ESG Practices in 2025: Lessons from Major International Players

This year, many international companies have demonstrated their commitment to Environmental Sustainability and Governance (ESG) principles. This was driven by investor demand, changing consumer expectations, the pursuit of competitive advantage, regulatory pressure, and enhanced risk management. This week’s review examines 3 international companies with strong ESG performance.

Schneider Electric- Electrical Equipment Manufacturing

Schneider Electric was named the world’s most sustainable company in the Corporate Knights 2025 Global 100 ranking. There were several notable achievements:

  • High decoupling of growth from corporate emissions:
    • Carbon productivity (revenue per tonne of CO2): $285,876
  • 74% of the revenue from sustainable products and practices.
  • A low CEO: average employee pay ratio of 70:1.
    • Average is 281: 1 for large firms.
  • 79% sustainable investment (investments going to sustainable solutions): 
    • Achieved the target of providing access to green, reliable energy to over 50 million people.
    • >200 local impact initiatives to empower communities with training and mentoring, energy resiliency, and environmental action.
    • Sustainability consulting services helping clients reach net-zero emissions, buy renewable energy, and comply with regulations.
  • Gender diversity among executives and board members.
    • A 50% gender diverse board.

Sims Limited-Metal and Electronics Recycling

Sims Limited was ranked second in the Corporate Knights 2025 Global 100 ranking. The company listed several notable strides:

  • Carbon productivity: $46,412.
  • 100% of the revenue from sustainable products and practices.
    • 49% reduction in Scope 1 and 2 emissions, surpassing the 23% reduction target.
    • 100% renewable electricity across all operated businesses.
    • Achieved the carbon neutrality target at Sims Lifecycle.
  • A low CEO: average employee pay ratio of 49:1.
  • 100% sustainable investment.
    • Circular solutions helped customers reduce emissions by x160 of the company’s footprint.
    • Refurbished 8.8 million units, reducing GHG equivalent (tCO2e) emissions by 440,000 tonnes.
    • Invested 520,000 AUD in community support initiatives.
  • Strengthened gender representation.
    • 23% of the executives and 38% of the board are female.
    • Increased the percentage of the Women Leadership@Sims Forum alumni with expanded opportunities to 44%.
  • An all-time low lost time injury frequency rate of 0.11.
  • 91% of the employees completed anti-bribery and anti-corruption training.

Google-Information Technology

 Google is dedicated to reaching net-zero emissions across all operations. Although it was not included in the Global 100 index because of a rigorous quantitative methodology, the company had several achievements:

  • Reduced the energy emissions of its data centers by 12%.
  • Replenished 4.5 billion gallons of water.
    • Increased water replenishment from 18% to 64%.
  •  Signed contracts to procure over 8GW of clean energy.
  • Improved the power efficiency of its Tensor Processing Unit (TPU) by 30 times.
  • Reduced tCO2e emissions from individuals and partners through five devices (Nest thermostats, Google Earth Pro, Solar API, fuel-efficient routing in Google Maps, and Green Light).
    • 26 million metric tons of tCO2e.
  • Signed the world’s first corporate agreement for nuclear energy from small modular reactors.
  • 33% of the executives and 27% of the board are women.
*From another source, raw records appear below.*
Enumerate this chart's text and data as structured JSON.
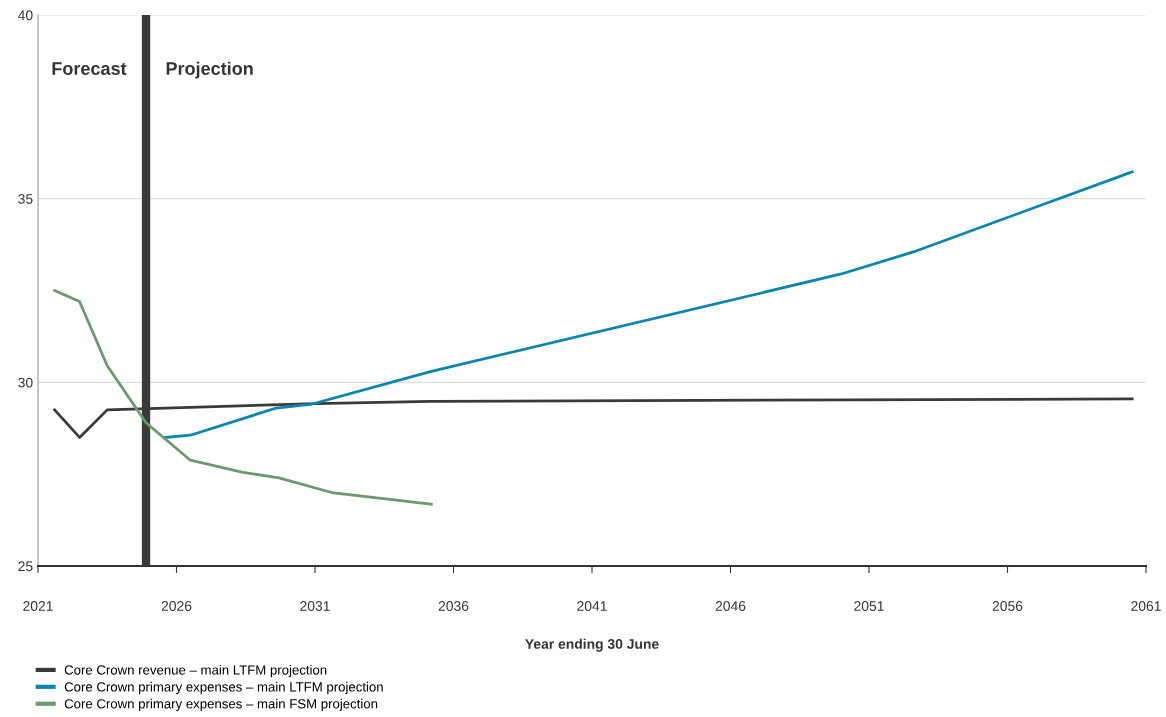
{
  "chart_data": {
    "type": "line",
    "xlabel": "Year ending 30 June",
    "xlim": [
      2021,
      2061
    ],
    "xticks": [
      2021,
      2026,
      2031,
      2036,
      2041,
      2046,
      2051,
      2056,
      2061
    ],
    "ylim": [
      25,
      40
    ],
    "yticks": [
      25,
      30,
      35,
      40
    ],
    "grid": "y",
    "legend": "bottom left",
    "marker": "none",
    "line_style": "solid",
    "ref_lines": [
      {
        "axis": "x",
        "value": 2024.9,
        "color": "#3a3a3a"
      }
    ],
    "annotations": [
      "Forecast",
      "Projection"
    ],
    "series": [
      {
        "name": "Core Crown revenue – main LTFM projection",
        "color": "#3a3a3a",
        "x": [
          2021.6,
          2022.5,
          2023.5,
          2031.0,
          2035.2,
          2060.5
        ],
        "values": [
          29.25,
          28.5,
          29.25,
          29.42,
          29.48,
          29.55
        ]
      },
      {
        "name": "Core Crown primary expenses – main LTFM projection",
        "color": "#0a84b0",
        "x": [
          2025.6,
          2026.5,
          2029.6,
          2030.9,
          2035.2,
          2050.0,
          2052.6,
          2060.5
        ],
        "values": [
          28.5,
          28.56,
          29.3,
          29.41,
          30.3,
          32.95,
          33.55,
          35.73
        ]
      },
      {
        "name": "Core Crown primary expenses – main FSM projection",
        "color": "#6a9a6c",
        "x": [
          2021.6,
          2022.5,
          2023.5,
          2024.9,
          2026.5,
          2028.4,
          2029.7,
          2031.6,
          2035.2
        ],
        "values": [
          32.5,
          32.2,
          30.45,
          28.9,
          27.88,
          27.55,
          27.4,
          27.0,
          26.68
        ]
      }
    ]
  }
}
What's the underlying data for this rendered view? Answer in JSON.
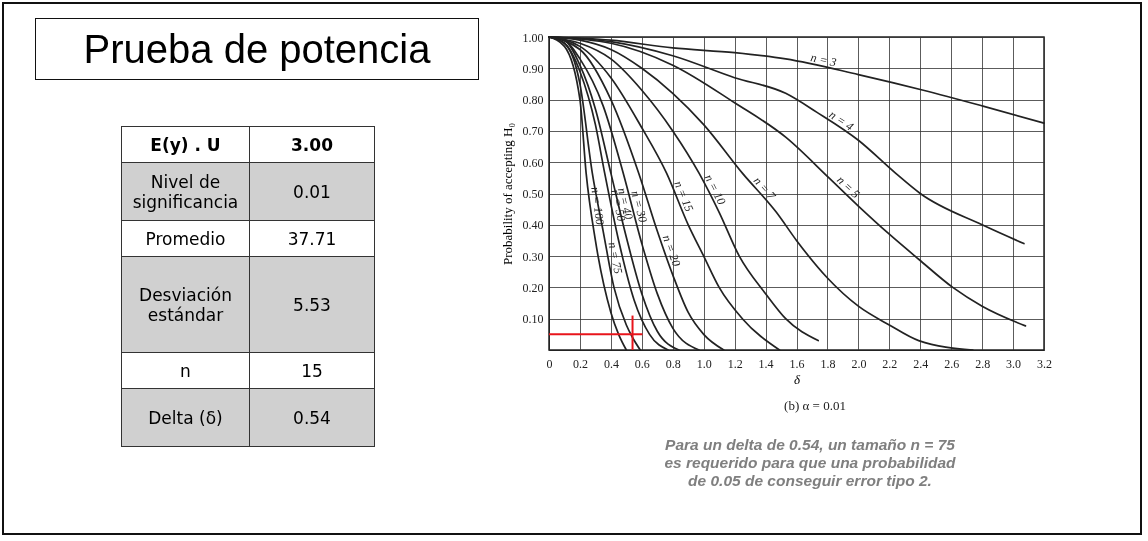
{
  "chart_data": [
    {
      "type": "other",
      "title": "Prueba de potencia",
      "categories": [
        "E(y) . U",
        "Nivel de significancia",
        "Promedio",
        "Desviación estándar",
        "n",
        "Delta (δ)"
      ],
      "value_labels": [
        "3.00",
        "0.01",
        "37.71",
        "5.53",
        "15",
        "0.54"
      ]
    },
    {
      "type": "line",
      "xlabel": "δ",
      "ylabel": "Probability of accepting H₀",
      "annotations": [
        "(b) α = 0.01",
        "Para un delta de 0.54, un tamaño n = 75 es requerido para que una probabilidad de 0.05 de conseguir error tipo 2."
      ],
      "xlim": [
        0,
        3.2
      ],
      "ylim": [
        0,
        1
      ],
      "xticks": [
        0,
        0.2,
        0.4,
        0.6,
        0.8,
        {
          "value": 1,
          "label": "1.0"
        },
        1.2,
        1.4,
        1.6,
        1.8,
        {
          "value": 2,
          "label": "2.0"
        },
        2.2,
        2.4,
        2.6,
        2.8,
        {
          "value": 3,
          "label": "3.0"
        },
        3.2
      ],
      "yticks": [
        {
          "value": 0.1,
          "label": "0.10"
        },
        {
          "value": 0.2,
          "label": "0.20"
        },
        {
          "value": 0.3,
          "label": "0.30"
        },
        {
          "value": 0.4,
          "label": "0.40"
        },
        {
          "value": 0.5,
          "label": "0.50"
        },
        {
          "value": 0.6,
          "label": "0.60"
        },
        {
          "value": 0.7,
          "label": "0.70"
        },
        {
          "value": 0.8,
          "label": "0.80"
        },
        {
          "value": 0.9,
          "label": "0.90"
        },
        {
          "value": 1,
          "label": "1.00"
        }
      ],
      "grid": true,
      "marker": "none",
      "line_style": "solid",
      "ref_lines": [
        {
          "axis": "y",
          "value": 0.05,
          "color": "#e8141b"
        },
        {
          "axis": "x",
          "value": 0.54,
          "color": "#e8141b"
        }
      ],
      "series": [
        {
          "name": "n = 3",
          "color": "#222222",
          "x": [
            0,
            0.4,
            0.8,
            1.2,
            1.53,
            2.0,
            2.42,
            2.8,
            3.2
          ],
          "values": [
            1,
            0.99,
            0.965,
            0.95,
            0.93,
            0.88,
            0.83,
            0.78,
            0.725
          ]
        },
        {
          "name": "n = 4",
          "color": "#222222",
          "x": [
            0,
            0.4,
            0.8,
            1.2,
            1.53,
            1.73,
            2.0,
            2.24,
            2.4,
            2.8,
            3.07
          ],
          "values": [
            1,
            0.985,
            0.94,
            0.87,
            0.82,
            0.76,
            0.67,
            0.565,
            0.5,
            0.4,
            0.34
          ]
        },
        {
          "name": "n = 5",
          "color": "#222222",
          "x": [
            0,
            0.4,
            0.8,
            1.2,
            1.53,
            1.81,
            2.0,
            2.2,
            2.39,
            2.61,
            2.8,
            3.08
          ],
          "values": [
            1,
            0.98,
            0.91,
            0.79,
            0.68,
            0.55,
            0.46,
            0.37,
            0.29,
            0.2,
            0.14,
            0.077
          ]
        },
        {
          "name": "n = 7",
          "color": "#222222",
          "x": [
            0,
            0.2,
            0.4,
            0.6,
            0.8,
            1.0,
            1.25,
            1.47,
            1.6,
            1.8,
            2.0,
            2.2,
            2.39,
            2.74
          ],
          "values": [
            1,
            0.99,
            0.96,
            0.9,
            0.82,
            0.72,
            0.565,
            0.44,
            0.35,
            0.23,
            0.14,
            0.08,
            0.03,
            0
          ]
        },
        {
          "name": "n = 10",
          "color": "#222222",
          "x": [
            0,
            0.2,
            0.4,
            0.6,
            0.8,
            0.97,
            1.1,
            1.23,
            1.4,
            1.53,
            1.74
          ],
          "values": [
            1,
            0.98,
            0.93,
            0.83,
            0.7,
            0.565,
            0.44,
            0.3,
            0.18,
            0.1,
            0.03
          ]
        },
        {
          "name": "n = 15",
          "color": "#222222",
          "x": [
            0,
            0.2,
            0.4,
            0.6,
            0.76,
            0.9,
            1.0,
            1.1,
            1.25,
            1.49
          ],
          "values": [
            1,
            0.97,
            0.87,
            0.71,
            0.565,
            0.4,
            0.3,
            0.2,
            0.1,
            0
          ]
        },
        {
          "name": "n = 20",
          "color": "#222222",
          "x": [
            0,
            0.2,
            0.4,
            0.58,
            0.7,
            0.8,
            0.9,
            1.0,
            1.13
          ],
          "values": [
            1,
            0.96,
            0.8,
            0.565,
            0.38,
            0.24,
            0.12,
            0.05,
            0
          ]
        },
        {
          "name": "n = 30",
          "color": "#222222",
          "x": [
            0,
            0.1,
            0.2,
            0.35,
            0.48,
            0.6,
            0.7,
            0.8,
            0.97
          ],
          "values": [
            1,
            0.99,
            0.93,
            0.78,
            0.565,
            0.34,
            0.18,
            0.07,
            0
          ]
        },
        {
          "name": "n = 40",
          "color": "#222222",
          "x": [
            0,
            0.1,
            0.2,
            0.3,
            0.4,
            0.5,
            0.6,
            0.7,
            0.84
          ],
          "values": [
            1,
            0.99,
            0.91,
            0.77,
            0.565,
            0.36,
            0.18,
            0.06,
            0
          ]
        },
        {
          "name": "n = 50",
          "color": "#222222",
          "x": [
            0,
            0.1,
            0.2,
            0.3,
            0.36,
            0.45,
            0.55,
            0.65,
            0.77
          ],
          "values": [
            1,
            0.98,
            0.89,
            0.72,
            0.565,
            0.35,
            0.16,
            0.05,
            0
          ]
        },
        {
          "name": "n = 75",
          "color": "#222222",
          "x": [
            0,
            0.1,
            0.2,
            0.28,
            0.35,
            0.42,
            0.5,
            0.54,
            0.59
          ],
          "values": [
            1,
            0.98,
            0.85,
            0.565,
            0.38,
            0.2,
            0.08,
            0.04,
            0
          ]
        },
        {
          "name": "n = 100",
          "color": "#222222",
          "x": [
            0,
            0.1,
            0.2,
            0.24,
            0.3,
            0.4,
            0.45,
            0.5
          ],
          "values": [
            1,
            0.97,
            0.8,
            0.565,
            0.35,
            0.12,
            0.05,
            0
          ]
        }
      ]
    }
  ]
}
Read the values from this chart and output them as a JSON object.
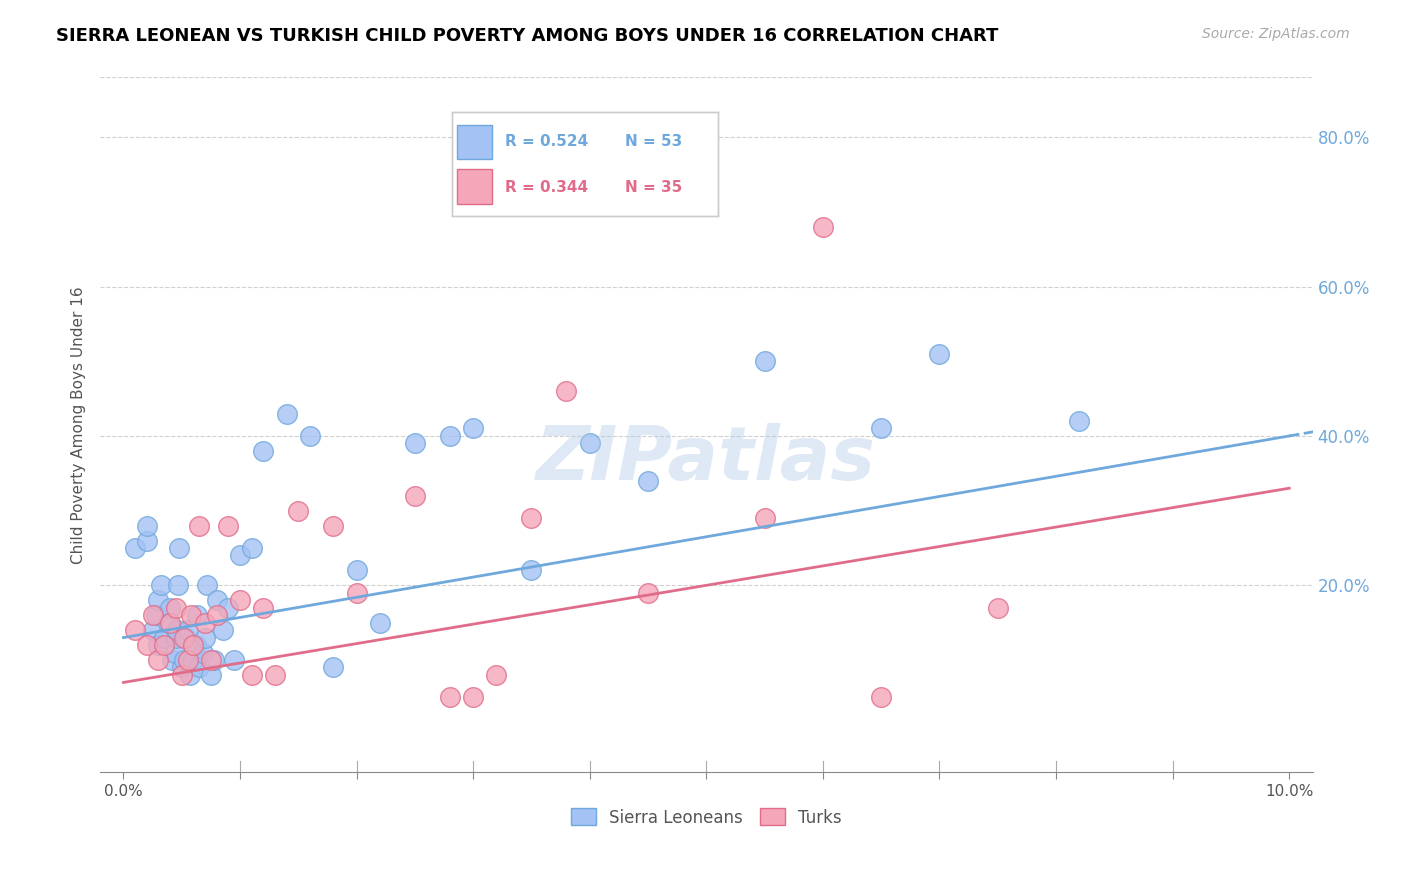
{
  "title": "SIERRA LEONEAN VS TURKISH CHILD POVERTY AMONG BOYS UNDER 16 CORRELATION CHART",
  "source": "Source: ZipAtlas.com",
  "ylabel": "Child Poverty Among Boys Under 16",
  "y_ticks": [
    0.0,
    20.0,
    40.0,
    60.0,
    80.0
  ],
  "y_tick_labels": [
    "",
    "20.0%",
    "40.0%",
    "60.0%",
    "80.0%"
  ],
  "x_range": [
    0.0,
    10.0
  ],
  "y_range": [
    -5.0,
    88.0
  ],
  "legend_R1": "R = 0.524",
  "legend_N1": "N = 53",
  "legend_R2": "R = 0.344",
  "legend_N2": "N = 35",
  "watermark": "ZIPatlas",
  "blue_color": "#6fa8dc",
  "pink_color": "#e06c8a",
  "blue_fill": "#a4c2f4",
  "pink_fill": "#f4a7b9",
  "sierra_x": [
    0.1,
    0.2,
    0.2,
    0.25,
    0.28,
    0.3,
    0.3,
    0.32,
    0.35,
    0.38,
    0.4,
    0.42,
    0.44,
    0.45,
    0.46,
    0.47,
    0.48,
    0.5,
    0.52,
    0.54,
    0.55,
    0.57,
    0.6,
    0.62,
    0.63,
    0.65,
    0.68,
    0.7,
    0.72,
    0.75,
    0.78,
    0.8,
    0.85,
    0.9,
    0.95,
    1.0,
    1.1,
    1.2,
    1.4,
    1.6,
    1.8,
    2.0,
    2.2,
    2.5,
    2.8,
    3.0,
    3.5,
    4.0,
    4.5,
    5.5,
    6.5,
    7.0,
    8.2
  ],
  "sierra_y": [
    25.0,
    26.0,
    28.0,
    14.0,
    16.0,
    12.0,
    18.0,
    20.0,
    13.0,
    15.0,
    17.0,
    10.0,
    11.0,
    13.0,
    14.0,
    20.0,
    25.0,
    9.0,
    10.0,
    13.0,
    14.0,
    8.0,
    10.0,
    12.0,
    16.0,
    9.0,
    11.0,
    13.0,
    20.0,
    8.0,
    10.0,
    18.0,
    14.0,
    17.0,
    10.0,
    24.0,
    25.0,
    38.0,
    43.0,
    40.0,
    9.0,
    22.0,
    15.0,
    39.0,
    40.0,
    41.0,
    22.0,
    39.0,
    34.0,
    50.0,
    41.0,
    51.0,
    42.0
  ],
  "turkish_x": [
    0.1,
    0.2,
    0.25,
    0.3,
    0.35,
    0.4,
    0.45,
    0.5,
    0.52,
    0.55,
    0.58,
    0.6,
    0.65,
    0.7,
    0.75,
    0.8,
    0.9,
    1.0,
    1.1,
    1.2,
    1.3,
    1.5,
    1.8,
    2.0,
    2.5,
    2.8,
    3.0,
    3.2,
    3.5,
    3.8,
    4.5,
    5.5,
    6.0,
    6.5,
    7.5
  ],
  "turkish_y": [
    14.0,
    12.0,
    16.0,
    10.0,
    12.0,
    15.0,
    17.0,
    8.0,
    13.0,
    10.0,
    16.0,
    12.0,
    28.0,
    15.0,
    10.0,
    16.0,
    28.0,
    18.0,
    8.0,
    17.0,
    8.0,
    30.0,
    28.0,
    19.0,
    32.0,
    5.0,
    5.0,
    8.0,
    29.0,
    46.0,
    19.0,
    29.0,
    68.0,
    5.0,
    17.0
  ],
  "blue_line_x0": 0.0,
  "blue_line_y0": 13.0,
  "blue_line_x1": 10.0,
  "blue_line_y1": 40.0,
  "pink_line_x0": 0.0,
  "pink_line_y0": 7.0,
  "pink_line_x1": 10.0,
  "pink_line_y1": 33.0
}
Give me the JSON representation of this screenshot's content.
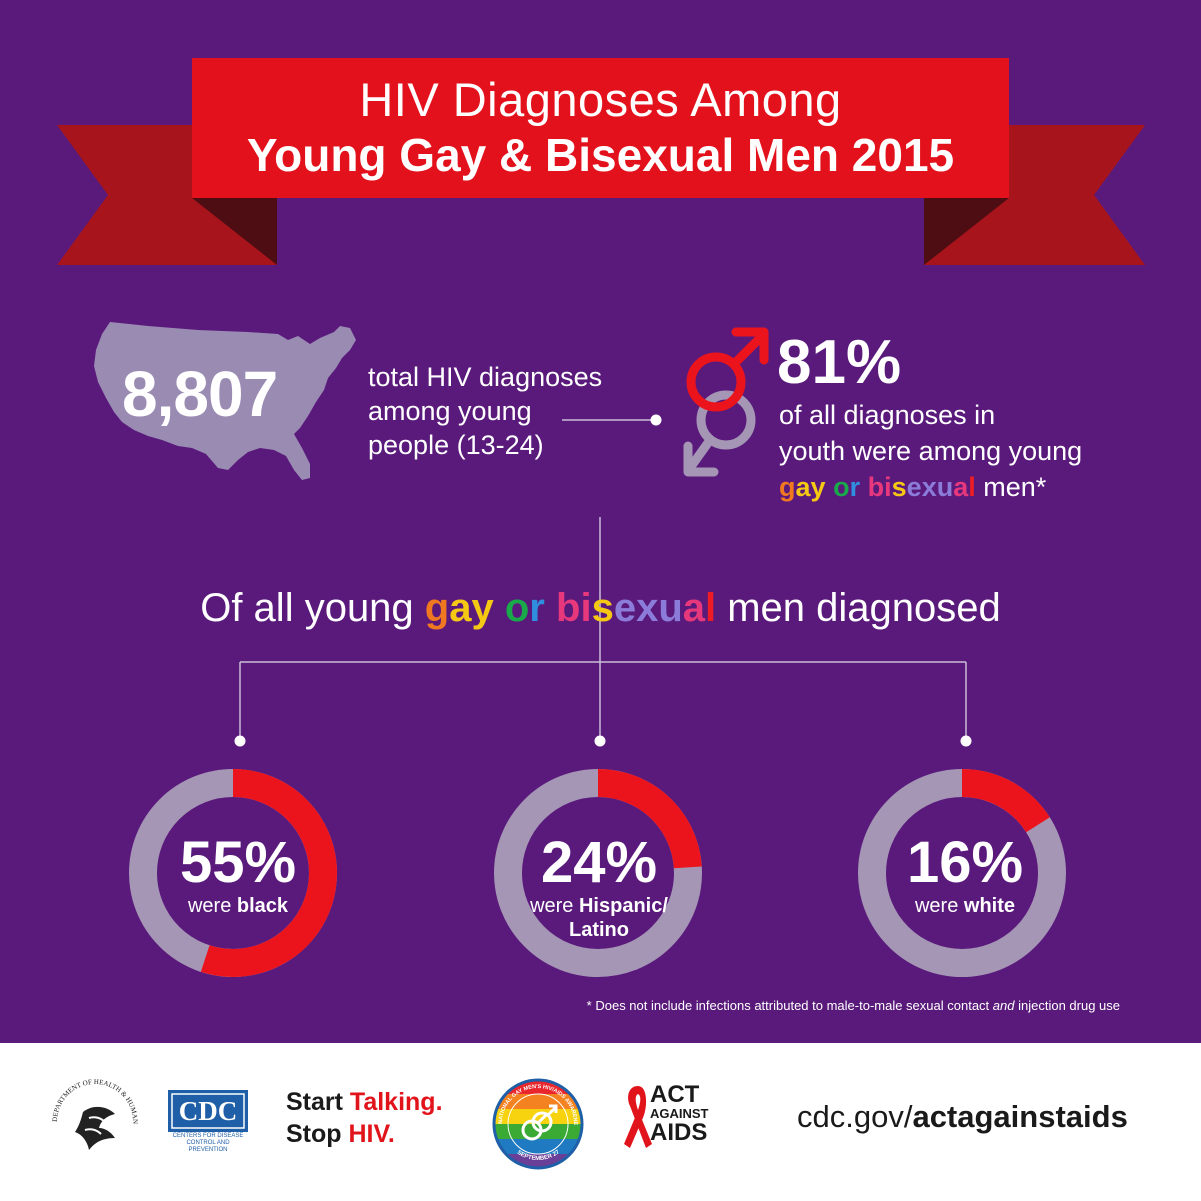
{
  "header": {
    "title_line1": "HIV Diagnoses Among",
    "title_line2": "Young Gay & Bisexual Men 2015"
  },
  "stats": {
    "total_number": "8,807",
    "total_desc_line1": "total HIV diagnoses",
    "total_desc_line2": "among young",
    "total_desc_line3": "people (13-24)",
    "pct_gay_bi": "81%",
    "pct_desc_line1": "of all diagnoses in",
    "pct_desc_line2": "youth were among young",
    "pct_desc_rainbow": [
      "g",
      "a",
      "y",
      " ",
      "o",
      "r",
      " ",
      "b",
      "i",
      "s",
      "e",
      "x",
      "u",
      "a",
      "l"
    ],
    "pct_desc_end": " men*"
  },
  "subheading": {
    "prefix": "Of all young ",
    "rainbow": [
      "g",
      "a",
      "y",
      " ",
      "o",
      "r",
      " ",
      "b",
      "i",
      "s",
      "e",
      "x",
      "u",
      "a",
      "l"
    ],
    "suffix": " men diagnosed"
  },
  "breakdown": [
    {
      "pct": "55%",
      "value": 55,
      "prefix": "were ",
      "group": "black",
      "group2": ""
    },
    {
      "pct": "24%",
      "value": 24,
      "prefix": "were ",
      "group": "Hispanic/",
      "group2": "Latino"
    },
    {
      "pct": "16%",
      "value": 16,
      "prefix": "were ",
      "group": "white",
      "group2": ""
    }
  ],
  "footnote": {
    "part1": "* Does not include infections attributed to male-to-male sexual contact ",
    "italic": "and",
    "part2": " injection drug use"
  },
  "footer": {
    "start": "Start ",
    "talking": "Talking.",
    "stop": "Stop ",
    "hiv": "HIV.",
    "url_prefix": "cdc.gov/",
    "url_bold": "actagainstaids",
    "cdc_logo": "CDC",
    "cdc_sub": "CENTERS FOR DISEASE CONTROL AND PREVENTION",
    "act_line1": "ACT",
    "act_line2": "AGAINST",
    "act_line3": "AIDS",
    "hhs_seal_text": "DEPARTMENT OF HEALTH & HUMAN SERVICES • USA",
    "nghaad_text": "NATIONAL GAY MEN'S HIV/AIDS AWARENESS DAY",
    "nghaad_date": "SEPTEMBER 27"
  },
  "colors": {
    "background": "#5a1a7c",
    "banner_red": "#e3111b",
    "ribbon_red": "#a8141b",
    "ribbon_dark": "#4e0d12",
    "ring_gray": "#a596b5",
    "ring_red": "#ec141c"
  }
}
From this review, it is evident that leading international entities are advancing toward net-zero targets through systemic, value-chain-wide interventions rather than isolated fixes. These entities combine internal emissions reductions in operations with external impact. Circular solutions, efficient innovations, and clean energy procurement are emerging as high-impact strategies that are capable of substantially reducing emissions. Also notable are advisory services and infrastructure that allow customers and partners to transition to low-carbon pathways.